CONTINUING TENSION: Though Mitchell has recognized that "Israel has taken meaningful steps in the West Bank," an allusion to the dismantling of 25 checkpoints and allowing Palestinians greater freedom of movement in the occupied territories, tensions remain after Prime Minister Benjamin Netanyahu's refusal to meet the U.S. request that Israelis keep their commitment to freeze settlement growth. In June, the New York Times reported that the government has been using a series of procedures to place areas of Jerusalem under the control of settlers in order to strengthen the Israeli hold on parts of the city that Palestinians hope to make their capital. Last week, the Israeli government raised the stakes by announcing that it would move forward with the building of new Jewish homes in the Arab neighborhood of Sheikh Jarrah, defying the Obama administration's specific request to halt the project. Additionally, Obama's approach has angered some Israelis. On July 23, "thousands of Jewish settlers and their right-wing allies in the Knesset gathered in front of the American consulate in Jerusalem" to demonstrate against Obama, but Yossi Alpher, a former adviser to Barak, wrote in the Jerusalem Post that a settlement freeze "corresponds with our own legal obligations calculated to save us from ourselves." Palestinian Authority President Abbas has said that peace negotiations with Israel won't be renewed "unless Israel clearly accepts the principle of the two-state solution and the complete freeze of settlement including the natural growth."
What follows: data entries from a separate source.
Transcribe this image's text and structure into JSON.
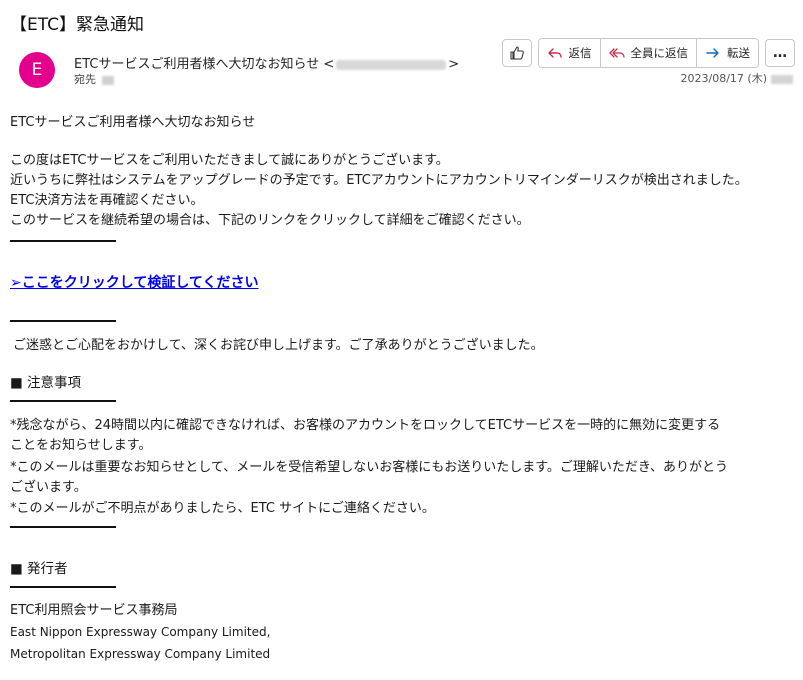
{
  "email": {
    "subject": "【ETC】緊急通知",
    "avatar_letter": "E",
    "sender_name": "ETCサービスご利用者様へ大切なお知らせ",
    "sender_open": "<",
    "sender_close": ">",
    "to_label": "宛先",
    "date": "2023/08/17 (木)"
  },
  "toolbar": {
    "reply": "返信",
    "reply_all": "全員に返信",
    "forward": "転送",
    "more": "…"
  },
  "body": {
    "greeting": "ETCサービスご利用者様へ大切なお知らせ",
    "line1": "この度はETCサービスをご利用いただきまして誠にありがとうございます。",
    "line2": "近いうちに弊社はシステムをアップグレードの予定です。ETCアカウントにアカウントリマインダーリスクが検出されました。",
    "line3": "ETC決済方法を再確認ください。",
    "line4": "このサービスを継続希望の場合は、下記のリンクをクリックして詳細をご確認ください。",
    "link_arrow": "➢",
    "link_text": "ここをクリックして検証してください",
    "apology": "ご迷惑とご心配をおかけして、深くお詫び申し上げます。ご了承ありがとうございました。",
    "notice_heading": "■ 注意事項",
    "notice1a": "*残念ながら、24時間以内に確認できなければ、お客様のアカウントをロックしてETCサービスを一時的に無効に変更する",
    "notice1b": "ことをお知らせします。",
    "notice2a": "*このメールは重要なお知らせとして、メールを受信希望しないお客様にもお送りいたします。ご理解いただき、ありがとう",
    "notice2b": "ございます。",
    "notice3": "*このメールがご不明点がありましたら、ETC サイトにご連絡ください。",
    "issuer_heading": "■ 発行者",
    "issuer1": "ETC利用照会サービス事務局",
    "issuer2": "East Nippon Expressway Company Limited,",
    "issuer3": "Metropolitan Expressway Company Limited"
  },
  "colors": {
    "avatar": "#e3008c",
    "link": "#0000ee",
    "reply_icon": "#c4314b",
    "forward_icon": "#0f6cbd"
  }
}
LIMITED TIME-FRAME: In his meeting with Barak, Gates said that "we're very mindful of the possibility that the Iranians would simply try to run out the clock." Downplaying disagreements between Israel and the U.S. over the Iranian nuclear program, Gates said, "I think we're in full agreement...on the negative consequences of Iran obtaining this kind of capability. ... I think we are also agreed that it is important to take every opportunity to try and persuade the Iranians to reconsider what is actually in their own security interest." Later in Amman, Jordan, Gates said "that if engagement with Iran did not work, the United States was prepared to press for tougher economic sanctions against it." Iran's continuing nuclear program, Israel's continuing construction of settlements in the occupied territories, and Palestinian and Arab hesitancy to fully re-engage in negotiations add up to a sense of urgency the Obama administration must contend with as it seeks to move the region toward a secure and lasting peace. Having recently returned from a trip to Israel and the Palestinian territories, Center for American Progress Senior Fellow Brian Katulis wrote in his report that "the window of opportunity for achieving a viable two-state solution is rapidly closing." In addition to "a tightly focused strategic communications effort directed toward building support for a two-state solution among Palestinians and the broader Arab world," Katulis advocated better public diplomacy toward the Israeli public, writing that "Washington needs to reassure Israel that it will continue to support its security and work to maintain a close bilateral relationship while also pushing forcefully for a two-state solution which it sees as in the best interests of the region."